I remember too that I have been feeling very sorry for myself and not that sorry for Engin which is unfair because he is the one who had the god-awful demeaning interaction with the two men resulting in his being turned away from the United States and put back onto a plane and not being able to see his infant daughter and then discovering that his compliance with their demands, his signing of the dreaded fucking form I-407 meant that he is on record as voluntarily surrendering his green card and he like me must look back at that encounter and want to literally murder everyone involved, as I do, poke them with a knife, except that he can actually picture it and see the scene in his dreams whereas I rely on stock footage of various bland consular rooms I have known and every beefy male movie villain to fill in as the Homeland Security guys and every day I ask myself why I didn’t warn him to be careful why I assumed good faith on the part of these people why I pictured all the kind friendly consular officers of my childhood helping me renew my passport or giving my mother her terra-cotta urn, and not the people Engin had to see, people who took him away from his child because they vibrate with some higher mandate about securing our fucking borders. I feel so much hate and I wish I had somewhere to put it, that there was some decisive action to take.
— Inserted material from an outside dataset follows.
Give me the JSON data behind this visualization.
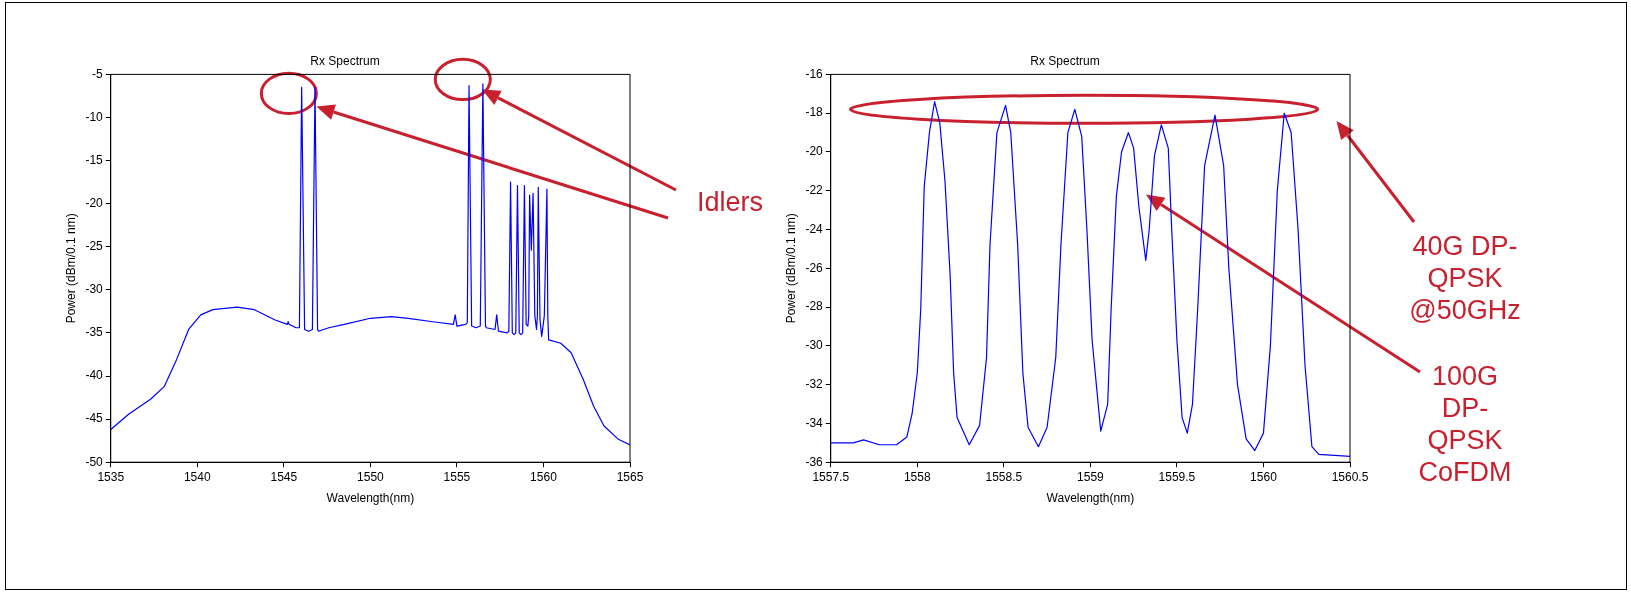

“I’m so sorry,” I repeat. “I’m so sorry we did this to you.”
We sign off and I light another cigarette smoke it down to the filter staring across the road at the scrub beyond the split-rail fence, where some quail are making their coordinated swarm through the sagebrush, and then I wipe my face off and go back inside. I feel clean, somehow. Or neutral. It’s like the hangover and the anguish of the morning has wrung out sentiment from me, I am a dishrag that has been squeezed and placed over the rack to dry. Alice is there on the couch, petting the head of Honey, whose eyes are heavy but open, her rosy little lips pursed into a kiss, her hand reaching up toward Alice’s face.
“Well, this one’s awake,” says Alice. “Probably needs a snack.”
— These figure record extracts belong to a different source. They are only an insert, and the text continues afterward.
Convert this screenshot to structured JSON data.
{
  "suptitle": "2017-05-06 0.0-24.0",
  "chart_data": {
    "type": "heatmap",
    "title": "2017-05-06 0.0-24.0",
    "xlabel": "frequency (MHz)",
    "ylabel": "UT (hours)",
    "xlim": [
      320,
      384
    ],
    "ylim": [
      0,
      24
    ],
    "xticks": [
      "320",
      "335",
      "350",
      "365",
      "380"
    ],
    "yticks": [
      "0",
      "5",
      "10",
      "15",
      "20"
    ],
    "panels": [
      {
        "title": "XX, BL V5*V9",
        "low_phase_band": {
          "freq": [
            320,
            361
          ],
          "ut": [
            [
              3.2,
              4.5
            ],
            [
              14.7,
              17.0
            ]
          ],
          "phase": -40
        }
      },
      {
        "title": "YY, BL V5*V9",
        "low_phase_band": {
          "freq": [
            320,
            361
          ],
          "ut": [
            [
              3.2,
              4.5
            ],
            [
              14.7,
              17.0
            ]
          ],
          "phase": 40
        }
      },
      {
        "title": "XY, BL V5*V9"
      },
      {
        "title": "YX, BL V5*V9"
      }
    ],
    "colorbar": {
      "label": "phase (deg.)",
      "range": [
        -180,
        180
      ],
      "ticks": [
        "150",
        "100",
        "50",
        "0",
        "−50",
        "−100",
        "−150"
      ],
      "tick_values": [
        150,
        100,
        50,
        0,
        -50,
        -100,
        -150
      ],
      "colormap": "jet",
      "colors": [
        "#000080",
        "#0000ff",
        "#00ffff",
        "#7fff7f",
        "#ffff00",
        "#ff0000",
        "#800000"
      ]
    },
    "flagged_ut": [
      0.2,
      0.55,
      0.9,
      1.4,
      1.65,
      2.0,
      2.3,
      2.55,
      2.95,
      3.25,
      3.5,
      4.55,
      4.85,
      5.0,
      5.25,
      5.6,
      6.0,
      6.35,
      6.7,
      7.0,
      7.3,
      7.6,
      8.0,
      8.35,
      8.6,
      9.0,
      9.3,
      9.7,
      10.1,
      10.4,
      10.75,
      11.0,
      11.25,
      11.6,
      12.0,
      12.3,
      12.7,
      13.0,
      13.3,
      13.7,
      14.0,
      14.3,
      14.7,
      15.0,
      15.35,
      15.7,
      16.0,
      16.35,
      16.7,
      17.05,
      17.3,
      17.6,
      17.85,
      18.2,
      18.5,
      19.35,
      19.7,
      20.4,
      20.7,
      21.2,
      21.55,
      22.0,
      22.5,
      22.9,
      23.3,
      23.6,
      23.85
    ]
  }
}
“Hi baby!” I say to Honey. “Did you have a nice nap on Alice’s lap?” and she kicks and strains to roll off Alice saying “Amee-amee-amee.” I kneel down to meet her and need to put my hand back to steady myself from mild spins. Alice stands up with effort, I can almost hear her back clicking, and then briskly straightens her skirt.
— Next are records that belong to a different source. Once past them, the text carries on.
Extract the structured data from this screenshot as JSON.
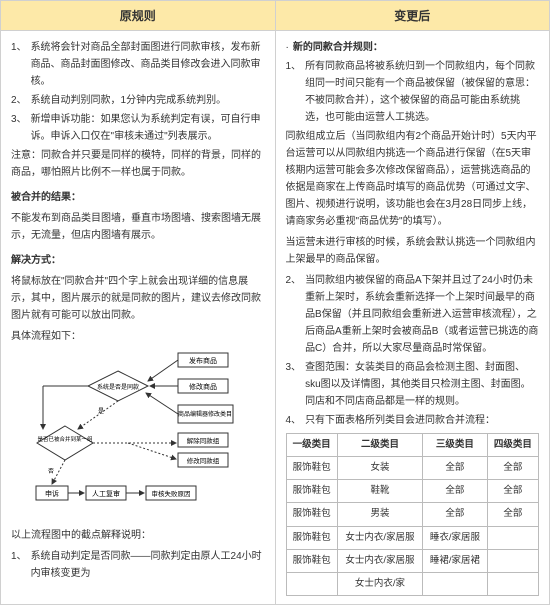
{
  "left": {
    "header": "原规则",
    "items": [
      "系统将会针对商品全部封面图进行同款审核，发布新商品、商品封面图修改、商品类目修改会进入同款审核。",
      "系统自动判别同款，1分钟内完成系统判别。",
      "新增申诉功能：如果您认为系统判定有误，可自行申诉。申诉入口仅在\"审核未通过\"列表展示。"
    ],
    "note": "注意：同款合并只要是同样的模特，同样的背景，同样的商品，哪怕照片比例不一样也属于同款。",
    "r1_title": "被合并的结果：",
    "r1_text": "不能发布到商品类目图墙，垂直市场图墙、搜索图墙无展示，无流量，但店内图墙有展示。",
    "r2_title": "解决方式：",
    "r2_text1": "将鼠标放在\"同款合并\"四个字上就会出现详细的信息展示，其中，图片展示的就是同款的图片，建议去修改同款图片就有可能可以放出同款。",
    "r2_text2": "具体流程如下：",
    "r3_text": "以上流程图中的截点解释说明：",
    "r3_item": "系统自动判定是否同款——同款判定由原人工24小时内审核变更为",
    "flow": {
      "n_pub": "发布商品",
      "n_edit": "修改商品",
      "n_cat": "商品编辑器修改类目",
      "n_sys": "系统是否是同款",
      "n_merge": "是否已被合并到某一组",
      "n_appeal": "申诉",
      "n_manual": "人工复审",
      "n_rel": "解除同款组",
      "n_mod": "修改同款组",
      "n_fail": "审核失败原因",
      "yes": "是",
      "no": "否"
    }
  },
  "right": {
    "header": "变更后",
    "title": "新的同款合并规则：",
    "p1": "所有同款商品将被系统归到一个同款组内，每个同款组同一时间只能有一个商品被保留（被保留的意思：不被同款合并），这个被保留的商品可能由系统挑选，也可能由运营人工挑选。",
    "p2": "同款组成立后（当同款组内有2个商品开始计时）5天内平台运营可以从同款组内挑选一个商品进行保留（在5天审核期内运营可能会多次修改保留商品），运营挑选商品的依据是商家在上传商品时填写的商品优势（可通过文字、图片、视频进行说明，该功能也会在3月28日同步上线，请商家务必重视\"商品优势\"的填写）。",
    "p3": "当运营未进行审核的时候，系统会默认挑选一个同款组内上架最早的商品保留。",
    "p4n": "2、",
    "p4": "当同款组内被保留的商品A下架并且过了24小时仍未重新上架时，系统会重新选择一个上架时间最早的商品B保留（并且同款组会重新进入运营审核流程），之后商品A重新上架时会被商品B（或者运营已挑选的商品C）合并，所以大家尽量商品时常保留。",
    "p5n": "3、",
    "p5": "查图范围：女装类目的商品会检测主图、封面图、sku图以及详情图，其他类目只检测主图、封面图。同店和不同店商品都是一样的规则。",
    "p6n": "4、",
    "p6": "只有下面表格所列类目会进同款合并流程：",
    "table": {
      "head": [
        "一级类目",
        "二级类目",
        "三级类目",
        "四级类目"
      ],
      "rows": [
        [
          "服饰鞋包",
          "女装",
          "全部",
          "全部"
        ],
        [
          "服饰鞋包",
          "鞋靴",
          "全部",
          "全部"
        ],
        [
          "服饰鞋包",
          "男装",
          "全部",
          "全部"
        ],
        [
          "服饰鞋包",
          "女士内衣/家居服",
          "睡衣/家居服",
          ""
        ],
        [
          "服饰鞋包",
          "女士内衣/家居服",
          "睡裙/家居裙",
          ""
        ],
        [
          "",
          "女士内衣/家",
          "",
          " "
        ]
      ]
    }
  }
}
“Well, then. I guess I’ll go and get my nap.”
“Are we still on for dinner,” I say rather than ask, feeling bereft at the prospect of her absence.
“Oh, sure, I guess,” says Alice.
“I’ll pick you up at five at the Arrowhead,” I say. “We’ll go have the prime rib.”
“Okay,” she says, and walks slowly to the door. I scramble up from Honey’s level and intercept her and lay a hand on her bony shoulder and she flinches and looks at me with what seems almost like hostility.
“I just want to say thank you again, for what you did.”
“Well,” she says. “What else was I going to do?” Honey tugs at my knees and raises her arms to be picked up. I reach down and bring her up, using her as a shield against some faint but perceptible disapproval I suddenly feel in the air of the mobile home.
“Say bye-bye, Honey,” I say, waggling the baby’s hand. “See you soon.”